Discovered by the ancient Greeks.

It is to cut on the cone from different directions.

Because the straight line y x a 1 is parallel to the hyperbolic x 2 a y 2 asymptote line y x 2, laugh at the brigade.

The straight line touches the stool y x-1 and intersects the right branch of the hyperbola at a point (the relationship with the left branch is separate). Big search.

That is to say: the straight line y x 1 and the hyperbola x 2 2 y 2 2 1 are intersecting, but there is only one intersection point!

y=x-1 is substituted for x 2-y 2=1, and x -(x-1) is noisy=2

i.e. 2x-1=2, x=3 2, y=1 2

Therefore, there is only one point of change in the sentence of lack of suspicion.

1. When the plane is parallel to the bus of the secondary cone, and it is not the apex of the cone, the result is a parabola.

2. When the plane is parallel to the bus of the secondary cone plane and passes the vertex of the cone, the result degenerates into a straight line.

3. When the plane only intersects one side of the secondary cone, and does not exceed the vertex of the cone, the result is an ellipse.

4. When the plane only intersects one side of the secondary cone, and does not exceed the vertex of the cone, and is perpendicular to the axis of symmetry of the cone, the result is a circle.

5. When both sides of the plane and the secondary cone intersect, and the vertex of the cone, the result is hyperbola.

6. When both sides of the plane and the secondary cone intersect and pass the vertex of the cone, the result is two intersecting straight lines.

7. When the plane and the two sides of the secondary cone plane do not intersect, and the vertex of the conic is passed, the result is one point.

Historical Background of Conic Curves:1. The mathematics of conic curves, some curves obtained by cutting cones in geometry.

2. Apollonius once called the ellipse a deficit curve, the hyperbola a hypercurve, and the parabola a homogeneous curve.
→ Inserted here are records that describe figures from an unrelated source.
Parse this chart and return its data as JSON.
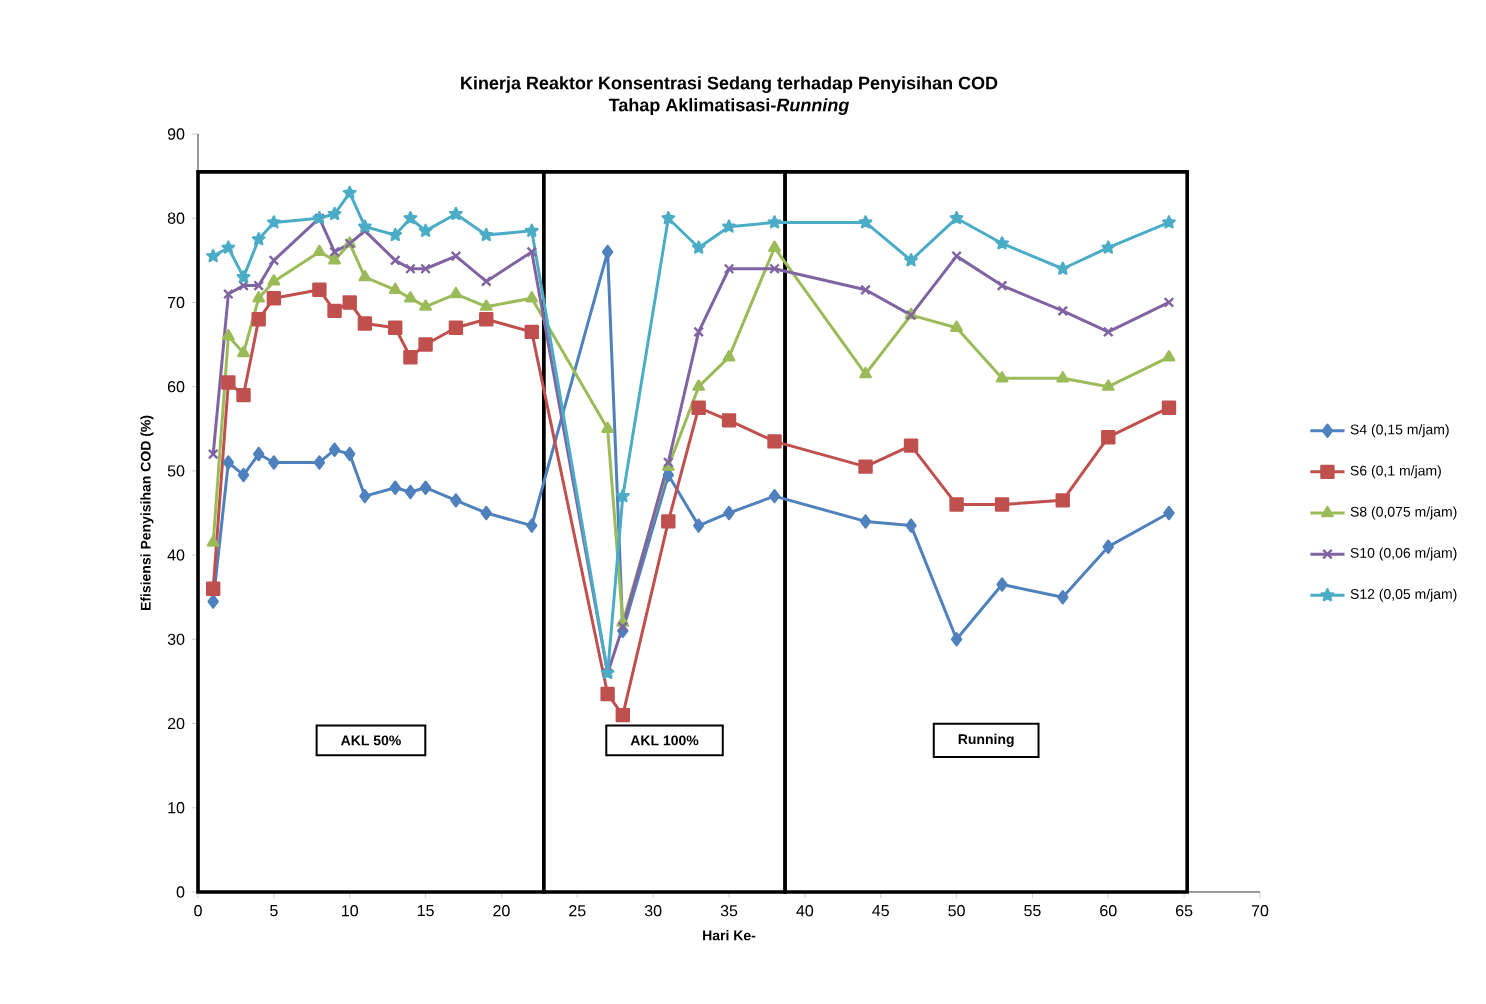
{
  "chart_data": {
    "type": "line",
    "title": "Kinerja Reaktor Konsentrasi Sedang terhadap Penyisihan COD",
    "subtitle": "Tahap Aklimatisasi-*Running*",
    "xlabel": "Hari Ke-",
    "ylabel": "Efisiensi Penyisihan COD (%)",
    "x": [
      1,
      2,
      3,
      4,
      5,
      8,
      9,
      10,
      11,
      13,
      14,
      15,
      17,
      19,
      22,
      27,
      28,
      31,
      33,
      35,
      38,
      44,
      47,
      50,
      53,
      57,
      60,
      64
    ],
    "series": [
      {
        "name": "S4 (0,15 m/jam)",
        "color": "#4f81bd",
        "marker": "diamond",
        "values": [
          34.5,
          51,
          49.5,
          52,
          51,
          51,
          52.5,
          52,
          47,
          48,
          47.5,
          48,
          46.5,
          45,
          43.5,
          76,
          31,
          49.5,
          43.5,
          45,
          47,
          44,
          43.5,
          30,
          36.5,
          35,
          41,
          45
        ]
      },
      {
        "name": "S6 (0,1 m/jam)",
        "color": "#c0504d",
        "marker": "square",
        "values": [
          36,
          60.5,
          59,
          68,
          70.5,
          71.5,
          69,
          70,
          67.5,
          67,
          63.5,
          65,
          67,
          68,
          66.5,
          23.5,
          21,
          44,
          57.5,
          56,
          53.5,
          50.5,
          53,
          46,
          46,
          46.5,
          54,
          57.5
        ]
      },
      {
        "name": "S8 (0,075 m/jam)",
        "color": "#9bbb59",
        "marker": "triangle",
        "values": [
          41.5,
          66,
          64,
          70.5,
          72.5,
          76,
          75,
          77,
          73,
          71.5,
          70.5,
          69.5,
          71,
          69.5,
          70.5,
          55,
          32,
          50.5,
          60,
          63.5,
          76.5,
          61.5,
          68.5,
          67,
          61,
          61,
          60,
          63.5
        ]
      },
      {
        "name": "S10 (0,06 m/jam)",
        "color": "#8064a2",
        "marker": "cross",
        "values": [
          52,
          71,
          72,
          72,
          75,
          80,
          76,
          77,
          78.5,
          75,
          74,
          74,
          75.5,
          72.5,
          76,
          26,
          31.5,
          51,
          66.5,
          74,
          74,
          71.5,
          68.5,
          75.5,
          72,
          69,
          66.5,
          70
        ]
      },
      {
        "name": "S12 (0,05 m/jam)",
        "color": "#4bacc6",
        "marker": "star",
        "values": [
          75.5,
          76.5,
          73,
          77.5,
          79.5,
          80,
          80.5,
          83,
          79,
          78,
          80,
          78.5,
          80.5,
          78,
          78.5,
          26,
          47,
          80,
          76.5,
          79,
          79.5,
          79.5,
          75,
          80,
          77,
          74,
          76.5,
          79.5
        ]
      }
    ],
    "xlim": [
      0,
      70
    ],
    "xticks": [
      0,
      5,
      10,
      15,
      20,
      25,
      30,
      35,
      40,
      45,
      50,
      55,
      60,
      65,
      70
    ],
    "ylim": [
      0,
      90
    ],
    "yticks": [
      0,
      10,
      20,
      30,
      40,
      50,
      60,
      70,
      80,
      90
    ],
    "bands": [
      {
        "axis": "x",
        "from": 0,
        "to": 22.8,
        "label": "AKL 50%"
      },
      {
        "axis": "x",
        "from": 22.8,
        "to": 38.7,
        "label": "AKL 100%"
      },
      {
        "axis": "x",
        "from": 38.7,
        "to": 65.2,
        "label": "Running"
      }
    ],
    "grid": false,
    "legend": "right",
    "line_style": "solid"
  }
}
In fact, Apollonius' use of pure geometry methods in his writings has achieved all the properties and results of conic curves in high school mathematics today.

Proof: Let pof=x, then.

tan∠pof

b afp po, it is easy to know the cheats, fp=b, po=a, through p to the x-axis perpendicular line, the vertical foot is q, not rotten flush is difficult to prove.
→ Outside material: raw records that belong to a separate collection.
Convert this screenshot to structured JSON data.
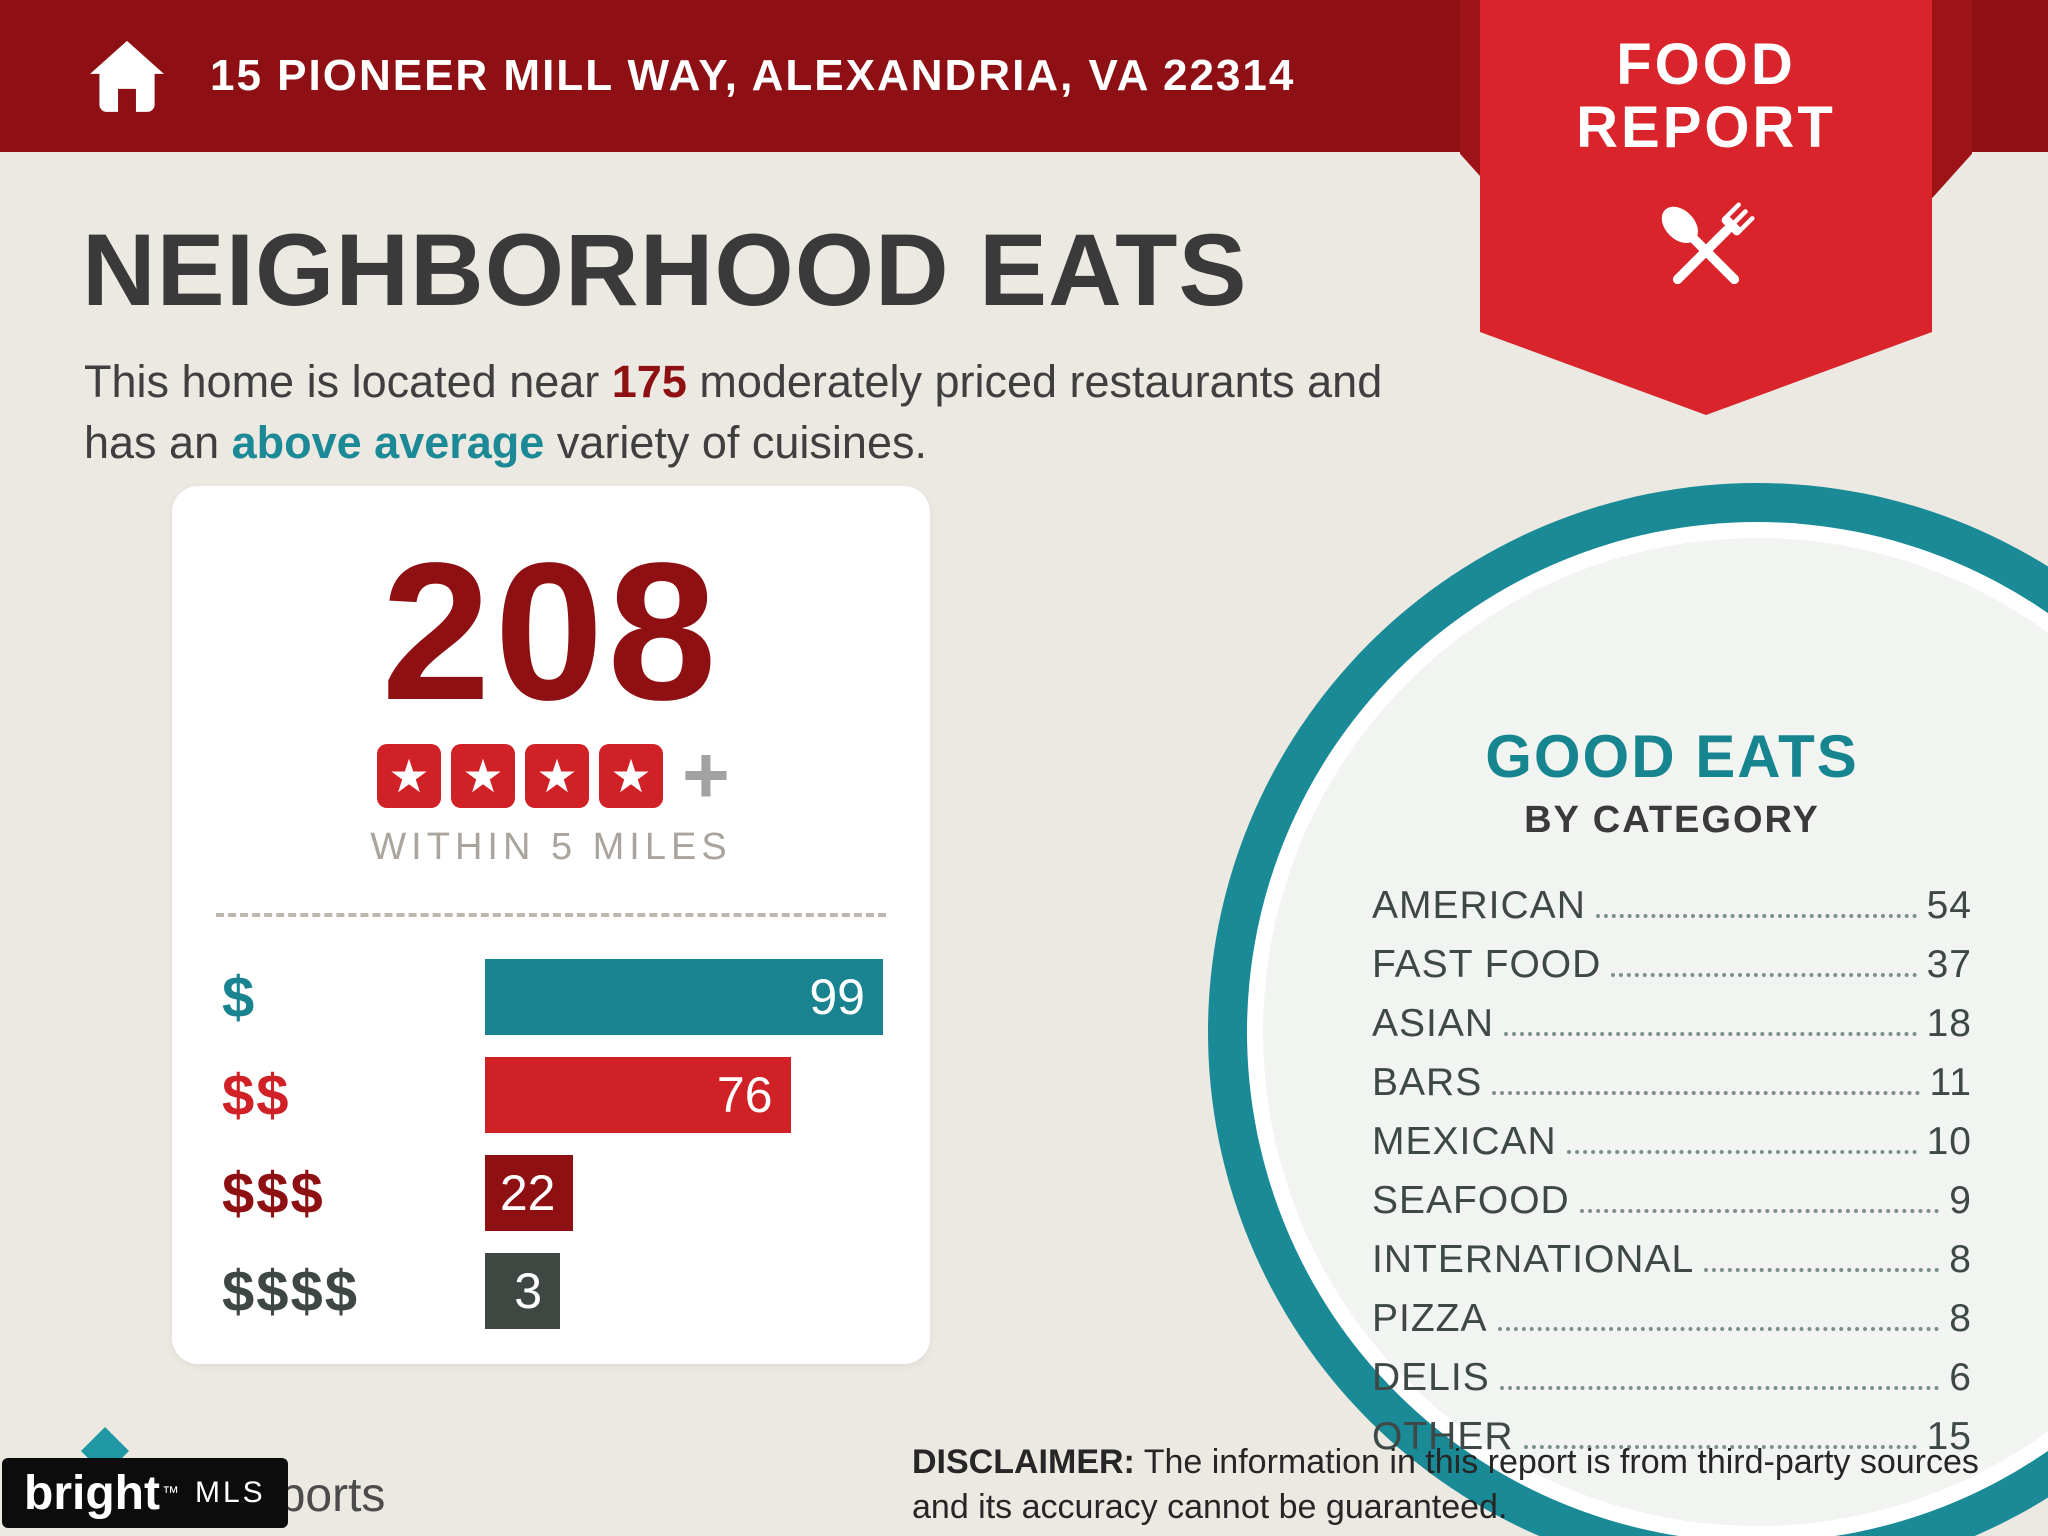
{
  "header": {
    "address": "15 PIONEER MILL WAY, ALEXANDRIA, VA 22314",
    "badge_line1": "FOOD",
    "badge_line2": "REPORT"
  },
  "title": "NEIGHBORHOOD EATS",
  "intro": {
    "pre": "This home is located near ",
    "count": "175",
    "mid": " moderately priced restaurants and has an ",
    "highlight": "above average",
    "post": " variety of cuisines."
  },
  "summary_card": {
    "total": "208",
    "star_count": 4,
    "plus": "+",
    "radius_label": "WITHIN 5 MILES"
  },
  "chart_data": [
    {
      "type": "bar",
      "orientation": "horizontal",
      "title": "208 restaurants rated 4+ stars within 5 miles, by price tier",
      "categories": [
        "$",
        "$$",
        "$$$",
        "$$$$"
      ],
      "values": [
        99,
        76,
        22,
        3
      ],
      "bar_colors": [
        "#19838f",
        "#d02127",
        "#8e1013",
        "#3f4743"
      ],
      "value_labels_inside": true,
      "xlim": [
        0,
        99
      ]
    },
    {
      "type": "table",
      "title": "GOOD EATS BY CATEGORY",
      "categories": [
        "AMERICAN",
        "FAST FOOD",
        "ASIAN",
        "BARS",
        "MEXICAN",
        "SEAFOOD",
        "INTERNATIONAL",
        "PIZZA",
        "DELIS",
        "OTHER"
      ],
      "values": [
        54,
        37,
        18,
        11,
        10,
        9,
        8,
        8,
        6,
        15
      ]
    }
  ],
  "good_eats": {
    "title": "GOOD EATS",
    "subtitle": "BY CATEGORY"
  },
  "footer": {
    "brand": "bright",
    "brand_tm": "™",
    "brand_mls": "MLS",
    "partial_logo_text": "eports",
    "disclaimer_label": "DISCLAIMER:",
    "disclaimer_text": " The information in this report is from third-party sources and its accuracy cannot be guaranteed."
  },
  "colors": {
    "header_red": "#8e1015",
    "ribbon_red": "#d8242a",
    "teal": "#17858f",
    "dark_red": "#8e1013",
    "bright_red": "#d02127",
    "slate": "#3f4743",
    "background": "#ece8e2"
  }
}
rt oqp rt opf,oq:op=op:of,oq=a 2 c, i.e. p on x=a 2 c, prove!

2. First of all, the eccentricity of the hyperbola is e>1, and the hyperbola has an intersection point with the left and right branches, according to the graph, that is, the relationship between the asymptote of the two hunger zones and FP.

Pass. 1. The inclination angle of the asymptote of the three quadrants must be greater than 45°, that is, b>a, a 22, e> 2, that is, the value range of e is. Thank you!

This student, this question is relatively simple. There are two ways to solve the problem, from the problem we know that the straight line equation of the right focus f(1,0) is y=2(x-1), and the simultaneous ellipse and the straight line equation get a(0,-2)b(5 3,4 3),|ab|You know, and then use the point to the straight-line distance formula to get d=2 5, S oab will come out You can also use two triangles OAF and obf, the bottom is the same as 1, and the height is added to |ya|+|yb|, which will be used in analytic geometry problems, can be summarized. Hope it helps.

tan＝pd/od

od*tan=pd

Pd is the height of the triangle to the land, and the required area has to be calculated by the kernel wisdom to find the Pd and then the area Bibi formula.

The definition of tan is the value of the right angle side of a right triangle compared to the other right angle edge in a right triangle.